The First Amendment.

I. Congress shall make no law respecting an establishment of religion, or prohibiting the free exercise thereof; or abridging the freedom of speech, or of the press; or the right of the people peaceably to assemble, and to petition the Government for a redress of grievanence

Simply put: Freedom of Religion, Assembly, Petition, Press and Speech. Or RAPPS.


"The first Amendment, congress established freedom of...um..." Ziva started to recite from memory, squeezing her eyes shut as she walks through the bullpen. "I just had it this morning." She cried out in frustration as she slid her bag off her shoulder and let it drop to the floor.

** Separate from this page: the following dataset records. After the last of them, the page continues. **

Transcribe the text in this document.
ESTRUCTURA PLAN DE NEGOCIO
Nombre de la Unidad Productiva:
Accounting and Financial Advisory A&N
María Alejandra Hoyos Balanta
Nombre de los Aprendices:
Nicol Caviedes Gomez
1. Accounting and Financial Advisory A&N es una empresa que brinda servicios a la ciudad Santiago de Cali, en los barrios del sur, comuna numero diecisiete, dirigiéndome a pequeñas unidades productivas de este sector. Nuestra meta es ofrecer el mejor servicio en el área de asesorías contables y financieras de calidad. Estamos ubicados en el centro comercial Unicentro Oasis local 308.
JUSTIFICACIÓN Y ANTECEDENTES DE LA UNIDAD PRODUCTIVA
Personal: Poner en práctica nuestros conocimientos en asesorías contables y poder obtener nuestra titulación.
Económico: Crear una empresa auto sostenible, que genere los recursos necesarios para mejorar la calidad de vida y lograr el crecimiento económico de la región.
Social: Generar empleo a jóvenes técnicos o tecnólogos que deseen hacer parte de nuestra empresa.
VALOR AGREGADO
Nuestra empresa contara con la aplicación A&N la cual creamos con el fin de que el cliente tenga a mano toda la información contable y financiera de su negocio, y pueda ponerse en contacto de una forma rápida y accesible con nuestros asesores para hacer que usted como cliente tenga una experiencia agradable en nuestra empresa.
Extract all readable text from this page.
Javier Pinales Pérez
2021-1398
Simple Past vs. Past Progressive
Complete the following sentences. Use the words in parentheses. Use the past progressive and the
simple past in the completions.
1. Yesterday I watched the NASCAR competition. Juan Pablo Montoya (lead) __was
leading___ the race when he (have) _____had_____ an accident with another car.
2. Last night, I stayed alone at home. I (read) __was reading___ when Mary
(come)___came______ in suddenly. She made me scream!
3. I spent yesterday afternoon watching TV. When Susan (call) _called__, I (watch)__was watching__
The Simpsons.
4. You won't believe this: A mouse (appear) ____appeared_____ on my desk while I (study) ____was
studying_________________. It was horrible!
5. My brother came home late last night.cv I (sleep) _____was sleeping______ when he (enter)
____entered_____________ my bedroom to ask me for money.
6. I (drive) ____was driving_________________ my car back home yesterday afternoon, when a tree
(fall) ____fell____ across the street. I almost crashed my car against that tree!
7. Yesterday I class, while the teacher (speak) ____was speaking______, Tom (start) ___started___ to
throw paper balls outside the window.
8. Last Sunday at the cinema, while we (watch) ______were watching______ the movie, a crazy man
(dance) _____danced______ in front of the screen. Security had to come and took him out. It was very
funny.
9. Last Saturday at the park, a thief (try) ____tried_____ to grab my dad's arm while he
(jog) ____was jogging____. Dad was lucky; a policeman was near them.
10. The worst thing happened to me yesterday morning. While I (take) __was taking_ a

"Having troubles Ms. David?" Tony remarked, not looking up from his keyboard. She didn't know how he still could not type properly.

Sighing, she sat down and logged in.

"By the way," Tony's voice interrupted the silence. "You left your necklace here the other day. Not sure why, because you never take that off, but I found it next to Gibbs' desk, and I knew what it meant to you..." Getting up, he shuffled over to her desk, taking a gold chain out of his pocket, and dangling it in front of her.

"Religion." She blurted out. Tony looked at her funny. Ziva turned around and held up her hair while he clasped it around her neck. "The first Amendment. Freedom of Religion."


Rows and rows of colorful people stood around the pool of the Washington Monument, listening to a man go on about how the economy sucks, and how the president isn't doing his job.

"And I say, that with all of your help, we can over come these hard times-" Ziva tuned the speaker out, and looked for familiar faces in the swarms of people.

"I'll bet there's a cop somewhere out there, just waiting the guy to slip up." Tony chuckled.

She thought for a moment.

"Assembly. Freedom of Assembly." She whispered under her breath.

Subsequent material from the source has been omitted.